At a recent symposium held at an unnamed University in regional Victoria, the Vice-Chancellor loudly proclaimed the virtues of the university’s online learning strategy. In doing so, and in emphasising the significance of the University Council’s own endorsement of the strategy to the tune of obscene amounts of university funding (otherwise available for the support of teaching and research), the VC outlined discussions that had taken place at Council in the lead-up to its enthusiastic support of the online learning strategy.
Ultimately, stated the Vice-Chancellor to a room full of academics on the campus in question, the Council’s endorsement rested on the utility of the online strategy in supporting the university’s emergency management plan. As a regional institution, the University Council was required to consider contingencies in case, for example, the campus be devastated in a bushfire, the likes of which were occurring with increasing regularity and intensity in regions in which the University maintains a direct interest.

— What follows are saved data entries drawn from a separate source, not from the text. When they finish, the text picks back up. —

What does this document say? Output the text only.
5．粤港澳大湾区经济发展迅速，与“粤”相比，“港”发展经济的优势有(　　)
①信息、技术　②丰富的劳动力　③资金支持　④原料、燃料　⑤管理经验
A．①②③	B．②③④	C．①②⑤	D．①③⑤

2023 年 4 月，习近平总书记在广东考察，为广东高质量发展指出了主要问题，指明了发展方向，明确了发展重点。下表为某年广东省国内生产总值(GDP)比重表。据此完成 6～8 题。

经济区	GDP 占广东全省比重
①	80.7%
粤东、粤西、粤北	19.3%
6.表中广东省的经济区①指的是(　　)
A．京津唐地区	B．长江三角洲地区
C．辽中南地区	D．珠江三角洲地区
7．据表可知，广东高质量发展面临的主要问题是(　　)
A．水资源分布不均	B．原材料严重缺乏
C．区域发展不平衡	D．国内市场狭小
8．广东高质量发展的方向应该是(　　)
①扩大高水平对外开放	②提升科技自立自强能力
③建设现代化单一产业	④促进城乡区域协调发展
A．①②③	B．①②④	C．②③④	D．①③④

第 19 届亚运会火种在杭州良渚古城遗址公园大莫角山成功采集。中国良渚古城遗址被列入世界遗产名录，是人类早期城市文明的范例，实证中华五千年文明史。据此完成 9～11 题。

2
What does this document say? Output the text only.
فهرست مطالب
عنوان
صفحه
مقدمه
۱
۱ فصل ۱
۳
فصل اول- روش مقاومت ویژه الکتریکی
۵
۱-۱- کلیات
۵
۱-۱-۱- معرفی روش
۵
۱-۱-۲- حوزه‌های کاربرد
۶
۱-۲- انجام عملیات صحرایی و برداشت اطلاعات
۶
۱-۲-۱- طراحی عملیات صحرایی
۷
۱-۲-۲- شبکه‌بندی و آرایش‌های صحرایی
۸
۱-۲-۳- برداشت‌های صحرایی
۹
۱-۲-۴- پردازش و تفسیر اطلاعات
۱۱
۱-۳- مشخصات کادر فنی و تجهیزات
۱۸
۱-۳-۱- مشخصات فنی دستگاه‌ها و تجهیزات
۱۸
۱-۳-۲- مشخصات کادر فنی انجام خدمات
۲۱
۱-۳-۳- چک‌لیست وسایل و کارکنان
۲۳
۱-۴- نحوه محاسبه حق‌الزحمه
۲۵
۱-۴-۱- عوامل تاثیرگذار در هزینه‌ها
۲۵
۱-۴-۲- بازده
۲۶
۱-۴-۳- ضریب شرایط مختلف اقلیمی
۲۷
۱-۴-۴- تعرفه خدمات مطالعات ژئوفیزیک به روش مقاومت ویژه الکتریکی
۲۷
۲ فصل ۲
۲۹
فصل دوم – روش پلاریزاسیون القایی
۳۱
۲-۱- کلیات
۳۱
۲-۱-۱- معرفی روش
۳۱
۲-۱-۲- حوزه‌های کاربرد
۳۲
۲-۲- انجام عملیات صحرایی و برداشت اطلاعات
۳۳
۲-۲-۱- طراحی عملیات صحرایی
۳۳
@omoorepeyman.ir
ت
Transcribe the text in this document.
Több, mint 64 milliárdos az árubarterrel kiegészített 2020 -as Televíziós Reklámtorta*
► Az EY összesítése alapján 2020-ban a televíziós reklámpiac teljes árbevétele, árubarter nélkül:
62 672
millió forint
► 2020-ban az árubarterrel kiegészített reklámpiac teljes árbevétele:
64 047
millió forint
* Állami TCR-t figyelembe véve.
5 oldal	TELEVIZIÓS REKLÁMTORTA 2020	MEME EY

Under previous emergency management plans, the VC noted somewhat gloomily, the university would have been forced to organise alternative teaching facilities and possibly even transport for its many thousands of students. However, and here there occurred a noticeable upturn in the Vice-Chancellor’s demeanour, the successful implementation of the online learning initiative would mean that in case of devastating bushfire, such measures would no longer be necessary.
Instead, declared the VC proudly, under such circumstances students could simply be shifted into the already existing online learning environment developed under the new strategy. And with that, the University Council determined to direct significant amounts of funding towards the endorsement of a strategy that would, in case of emergency, render those listening to the Vice-Chancellor’s paean to online education entirely redundant, and shift students directly and without consultation into the Virtual University.
It is easy to poke fun at the hubris of senior university management, and the naiveté involved in assuming that a virtual university substitutes for a real one (even if only in case of emergency). Yet the reality is that the bushfire is no longer a necessary prerequisite for the transformation already underway. Most, if not all, universities are already lighting their own metaphorical bushfires – whether it be in the race to develop online spaces, or MOOCs that allow for a reduction in teaching staff and resources and the capturing of ever-wider student markets, quality issues notwithstanding.
The devaluation of teaching, the reduction of students to transferable commodities, the traducing of research to grant-getting and revenue-raising, the desire to rise in global university rankings, and so on, mean that universities are already becoming experts at responding to a scorched earth scenario at least partly of their own creation.
On the one hand, the Vice-Chancellor’s decision to present this particular “benefit” of the online learning option—as a means of rendering staff, even the university itself, redundant in case of emergency, and by implication beyond such circumstances as well—to academic staff in such positive terms signals the disconnect between university management and teaching staff prevailing across the sector. On the other, however, the mandate—and extensive financial investment—endorsed by the University Council points to a wider and more insidious process involving the co-option of academics as agents of their own demise. Many of those present would have perceived the implications of the Vice-Chancellor’s speech; all would have gone on to invest time and energy, above and beyond financial reward or recognition, in enabling the very online learning strategy presented as their virtual contingency and eventual, potential replacement.